Durant la deuxième partie à laquelle se sont livrés AlphaGo et Lee, l’algorithme a fait un choix que les experts humains considéraient comme une erreur. Selon les mesures existantes, il y avait une chance sur 10 000 pour que le pion disposé par l’algorithme constitue le bon choix. Or, il s’est avéré que cette décision constituait un choix parfait, auquel personne d’humain n’aurait pensé. Ainsi, loin de mettre à mal les joueurs humains, AlphaGo les a en fin de compte rendus meilleurs, en les éclairant sur de nouvelles façons de jouer. Et ce sont bien les humains qui ont inventé cette technologie, comme le jeu de go lui-même. Ce sont également les humains qui ont créé le programme AlphaZero, qui a battu son prédécesseur AlphaGo, après avoir appris le jeu uniquement en jouant contre lui-même.
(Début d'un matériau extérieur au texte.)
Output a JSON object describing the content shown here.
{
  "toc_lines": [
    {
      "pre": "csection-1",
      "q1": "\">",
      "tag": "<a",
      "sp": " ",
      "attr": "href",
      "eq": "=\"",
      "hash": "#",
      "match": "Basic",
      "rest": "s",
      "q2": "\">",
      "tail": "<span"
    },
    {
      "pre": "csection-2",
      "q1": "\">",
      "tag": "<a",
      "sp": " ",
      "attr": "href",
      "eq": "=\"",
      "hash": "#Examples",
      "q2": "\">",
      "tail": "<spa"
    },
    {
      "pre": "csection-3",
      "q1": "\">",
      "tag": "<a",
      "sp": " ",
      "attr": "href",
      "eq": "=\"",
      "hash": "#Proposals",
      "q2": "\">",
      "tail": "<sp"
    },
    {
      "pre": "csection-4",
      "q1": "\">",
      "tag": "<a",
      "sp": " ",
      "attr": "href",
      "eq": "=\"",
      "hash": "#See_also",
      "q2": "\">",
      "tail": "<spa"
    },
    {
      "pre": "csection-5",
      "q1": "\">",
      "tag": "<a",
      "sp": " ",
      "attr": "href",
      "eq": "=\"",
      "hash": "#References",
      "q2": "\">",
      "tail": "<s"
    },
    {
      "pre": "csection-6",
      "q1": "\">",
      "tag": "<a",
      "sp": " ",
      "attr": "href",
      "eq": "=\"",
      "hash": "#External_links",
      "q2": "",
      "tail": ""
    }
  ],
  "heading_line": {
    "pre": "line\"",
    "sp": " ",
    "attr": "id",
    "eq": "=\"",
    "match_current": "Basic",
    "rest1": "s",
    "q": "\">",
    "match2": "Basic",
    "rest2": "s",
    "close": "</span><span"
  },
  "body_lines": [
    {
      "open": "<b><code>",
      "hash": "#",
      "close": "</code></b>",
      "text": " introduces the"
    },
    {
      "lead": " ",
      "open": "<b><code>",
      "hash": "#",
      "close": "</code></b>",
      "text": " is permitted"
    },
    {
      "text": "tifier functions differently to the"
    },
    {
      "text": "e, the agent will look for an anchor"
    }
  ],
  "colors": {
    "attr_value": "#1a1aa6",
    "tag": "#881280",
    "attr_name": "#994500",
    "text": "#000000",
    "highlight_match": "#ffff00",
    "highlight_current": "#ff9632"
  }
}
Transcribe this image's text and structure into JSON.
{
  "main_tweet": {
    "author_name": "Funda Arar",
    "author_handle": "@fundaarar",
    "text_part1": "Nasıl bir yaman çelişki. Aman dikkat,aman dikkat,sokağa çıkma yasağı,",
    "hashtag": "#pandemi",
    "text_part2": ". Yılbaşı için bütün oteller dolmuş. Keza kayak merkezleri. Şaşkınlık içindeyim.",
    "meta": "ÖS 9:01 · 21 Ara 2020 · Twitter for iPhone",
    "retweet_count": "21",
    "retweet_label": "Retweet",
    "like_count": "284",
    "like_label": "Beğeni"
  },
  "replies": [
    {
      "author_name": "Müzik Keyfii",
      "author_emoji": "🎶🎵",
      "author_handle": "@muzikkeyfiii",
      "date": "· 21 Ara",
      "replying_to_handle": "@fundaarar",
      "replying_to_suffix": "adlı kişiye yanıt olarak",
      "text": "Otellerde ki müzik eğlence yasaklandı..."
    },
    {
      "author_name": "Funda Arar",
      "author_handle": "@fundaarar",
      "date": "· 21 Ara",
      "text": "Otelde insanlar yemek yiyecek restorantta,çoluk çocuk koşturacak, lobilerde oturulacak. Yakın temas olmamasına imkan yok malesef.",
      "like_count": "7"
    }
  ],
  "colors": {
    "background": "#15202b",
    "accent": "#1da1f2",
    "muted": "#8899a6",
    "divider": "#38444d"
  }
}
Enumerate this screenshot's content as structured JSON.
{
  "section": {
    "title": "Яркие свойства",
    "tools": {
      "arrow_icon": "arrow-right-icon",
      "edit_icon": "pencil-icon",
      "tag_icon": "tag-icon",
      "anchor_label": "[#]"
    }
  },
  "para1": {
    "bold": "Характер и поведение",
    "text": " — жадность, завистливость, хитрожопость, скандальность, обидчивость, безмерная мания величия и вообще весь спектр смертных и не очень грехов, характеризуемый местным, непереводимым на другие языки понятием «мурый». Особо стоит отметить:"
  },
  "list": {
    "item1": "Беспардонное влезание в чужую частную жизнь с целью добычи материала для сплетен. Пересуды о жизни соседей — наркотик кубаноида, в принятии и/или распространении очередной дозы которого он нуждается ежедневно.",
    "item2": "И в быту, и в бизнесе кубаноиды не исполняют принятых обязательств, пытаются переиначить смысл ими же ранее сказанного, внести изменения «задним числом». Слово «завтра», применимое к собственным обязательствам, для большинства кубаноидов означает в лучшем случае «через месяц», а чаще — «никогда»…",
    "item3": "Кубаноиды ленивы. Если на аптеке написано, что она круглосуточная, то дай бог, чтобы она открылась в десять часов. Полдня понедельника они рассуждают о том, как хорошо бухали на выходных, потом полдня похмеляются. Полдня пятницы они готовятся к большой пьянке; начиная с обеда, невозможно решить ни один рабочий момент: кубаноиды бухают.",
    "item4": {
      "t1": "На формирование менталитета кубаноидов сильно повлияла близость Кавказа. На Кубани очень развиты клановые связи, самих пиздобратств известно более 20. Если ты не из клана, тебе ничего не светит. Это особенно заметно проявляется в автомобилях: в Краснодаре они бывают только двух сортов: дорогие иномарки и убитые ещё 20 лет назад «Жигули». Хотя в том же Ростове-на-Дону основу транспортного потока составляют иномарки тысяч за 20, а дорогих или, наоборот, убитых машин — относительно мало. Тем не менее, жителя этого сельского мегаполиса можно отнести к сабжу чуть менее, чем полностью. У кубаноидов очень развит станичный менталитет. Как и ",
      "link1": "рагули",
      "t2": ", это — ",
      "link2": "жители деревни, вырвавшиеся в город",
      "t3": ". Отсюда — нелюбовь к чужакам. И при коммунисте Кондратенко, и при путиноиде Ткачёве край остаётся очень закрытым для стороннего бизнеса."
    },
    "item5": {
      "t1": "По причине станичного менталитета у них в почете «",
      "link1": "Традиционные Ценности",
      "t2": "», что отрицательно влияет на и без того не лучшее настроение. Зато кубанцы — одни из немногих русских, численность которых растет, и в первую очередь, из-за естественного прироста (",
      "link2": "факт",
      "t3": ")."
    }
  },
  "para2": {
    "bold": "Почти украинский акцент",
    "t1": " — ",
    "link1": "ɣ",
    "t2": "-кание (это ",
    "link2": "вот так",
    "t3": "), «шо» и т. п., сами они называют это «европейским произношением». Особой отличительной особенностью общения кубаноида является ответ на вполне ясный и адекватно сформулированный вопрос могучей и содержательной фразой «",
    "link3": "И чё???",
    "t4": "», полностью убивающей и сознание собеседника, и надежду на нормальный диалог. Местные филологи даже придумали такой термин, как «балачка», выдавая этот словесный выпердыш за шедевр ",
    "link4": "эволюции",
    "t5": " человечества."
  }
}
Autrement dit, la technologie et nous ne faisons qu’un. Elle doit par conséquent être développée pour nous.

Nous devons utiliser les systèmes d’IA plus largement formés sur les contenus culturels crées par les humains au cours des millénaires afin que ces systèmes nous aident à imaginer un meilleur chemin d’avenir, comme l’ont fait AlphaGo et AlphaZero pour les adeptes du jeu de go.

Dans l’élaboration d’un cadre mondial permettant de surmonter les dangers que nous engendrons, le compte à rebours a commencé. C’est à notre tour de jouer.